Avec Le Patient, plus qu’avec le récent Bâtard du vide, Jérôme Bertin montre parfaitement que l’on peut s’inscrire en droite ligne de Bukowski sans tomber dans le topos du "poète maudit". Ce récit subversif nous plonge dans l’univers concentrationnaire du centre hospitalier spécialisé : là où notre société abandonne ses patients. La boucle est bouclée : le monde actuel suscite la Nausée hypermoderne, laquelle vous conduit tout droit dans un microcosme nauséeux. "C’est parti pour un trou !"… Mais c’est du Kafka bien écrit ! Pour qui ? "la majorité des lecteurs sont des bourgeois aux gènes mous et dégénérés, les autres travaillent (prolos), ou volent (lascars), et n’ont pas le loisir de s’user les yeux sur des hiéroglyphes aussi douteux qu’inoffensifs"… Avis aux im-patients et aux normopathes !

Bienvenue à Dingoland, c’est-à-dire à Lomelette : "Fleury-Mérogis à côté doit ressembler à Eurodisney" (14). Un hôpital psychiatrique dans la métropole lilloise a de quoi donner la Nausée : "Les hôpitaux psychiatriques sont au cerveau ce que la chirurgie esthétique est à la beauté, un leurre caractérisé, une escroquerie pute, un stellionat" (35)… "Compte-t-on soigner la nausée en plongeant la tête du malade dans un saladier rempli de bouse fraîche ?" (34)… Dans cet enfer concentrationnaire où on soigne "du dégoût par l’horreur" (20) et où se déroule "la lutte des crasses" (23), les patients sont des SIF (Sans Identité Fixe) et les acteurs – aliénés ou aliénants – sont désignés par des synecdoques ou des métaphores dévalorisantes ("deux vulves en coton", "deux entonnoirs", "bon Dracula de la culasse"…).
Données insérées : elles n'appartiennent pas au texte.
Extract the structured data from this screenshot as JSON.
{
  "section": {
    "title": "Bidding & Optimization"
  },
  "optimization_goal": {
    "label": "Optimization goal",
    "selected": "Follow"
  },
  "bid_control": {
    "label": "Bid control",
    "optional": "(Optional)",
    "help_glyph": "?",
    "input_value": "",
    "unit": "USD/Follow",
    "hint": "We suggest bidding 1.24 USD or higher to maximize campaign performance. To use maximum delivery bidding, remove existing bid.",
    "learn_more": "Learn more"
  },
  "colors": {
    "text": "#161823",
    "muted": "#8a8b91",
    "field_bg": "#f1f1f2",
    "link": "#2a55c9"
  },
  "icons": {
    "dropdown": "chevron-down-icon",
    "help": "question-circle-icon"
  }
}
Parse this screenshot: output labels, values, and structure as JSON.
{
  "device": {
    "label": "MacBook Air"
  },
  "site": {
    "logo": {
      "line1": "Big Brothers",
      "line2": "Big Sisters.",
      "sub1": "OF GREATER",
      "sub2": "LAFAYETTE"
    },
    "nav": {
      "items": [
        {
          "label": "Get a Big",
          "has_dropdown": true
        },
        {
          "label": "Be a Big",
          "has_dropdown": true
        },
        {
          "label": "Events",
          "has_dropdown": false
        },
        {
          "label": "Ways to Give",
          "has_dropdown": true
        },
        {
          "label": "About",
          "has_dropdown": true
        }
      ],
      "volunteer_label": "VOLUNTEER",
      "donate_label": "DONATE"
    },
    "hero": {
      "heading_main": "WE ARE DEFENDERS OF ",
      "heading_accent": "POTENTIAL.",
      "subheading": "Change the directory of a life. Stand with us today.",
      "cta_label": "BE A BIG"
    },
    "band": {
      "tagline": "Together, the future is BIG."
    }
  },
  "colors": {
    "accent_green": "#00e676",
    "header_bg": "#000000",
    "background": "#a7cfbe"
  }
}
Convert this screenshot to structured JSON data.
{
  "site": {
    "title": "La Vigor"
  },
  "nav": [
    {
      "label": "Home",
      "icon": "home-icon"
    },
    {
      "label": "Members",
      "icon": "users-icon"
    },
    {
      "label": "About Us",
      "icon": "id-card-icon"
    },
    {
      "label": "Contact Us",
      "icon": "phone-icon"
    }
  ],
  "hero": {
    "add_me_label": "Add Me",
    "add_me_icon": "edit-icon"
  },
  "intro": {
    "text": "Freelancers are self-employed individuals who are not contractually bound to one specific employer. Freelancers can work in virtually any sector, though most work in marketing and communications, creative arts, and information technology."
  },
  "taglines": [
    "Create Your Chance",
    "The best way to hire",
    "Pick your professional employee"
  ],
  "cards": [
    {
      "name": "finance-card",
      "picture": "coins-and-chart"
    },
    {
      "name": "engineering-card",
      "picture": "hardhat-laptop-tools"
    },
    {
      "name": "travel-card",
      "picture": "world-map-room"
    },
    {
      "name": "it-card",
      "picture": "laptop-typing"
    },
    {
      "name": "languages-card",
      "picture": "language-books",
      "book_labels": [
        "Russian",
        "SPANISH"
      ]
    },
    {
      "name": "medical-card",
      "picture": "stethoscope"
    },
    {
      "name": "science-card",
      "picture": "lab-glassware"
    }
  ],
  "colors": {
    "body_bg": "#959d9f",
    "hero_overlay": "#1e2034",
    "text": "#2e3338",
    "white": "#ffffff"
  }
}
La réussite de Jérôme Bertin est de n’être pas tombé dans le fade réalisme ambiant, n’hésitant pas au contraire à nous livrer une vision hallucinée : "Le psychiatre grimpe au mur et se met à marcher au plafond. Il rit comme un dément et récite le corbeau et le renard en javanais. Les murs rougissent. Le pachyderme explose et le patient se retrouve crépi de frites prédigérées. Une odeur de pet au couscous envahit l’atmosphère. Le patient voudrait s’enfuir, mais il ne chausse plus que du 2 et n’arrive pas à se lever" (16)… D’avoir rendu compte d’une expérience extrême, la maladie du sens, par une écriture rageuse toute en dérapages – du signifié comme du signifiant. La catastrophe du sens se traduit en effet par une série d’à-peu-près : "Lomelette est un camp de la morve, un château porc de bas étage" (36), "un parc d’Ataraxion" (29) où, "condamné à mordre" (16),  il est impossible de "dépasser le mur du con" (32)… Là, les rêves ne sont que "de glaire froide" (27) ; l’angoisse décrète que "la femme est l’avenir du mélanome" (55)…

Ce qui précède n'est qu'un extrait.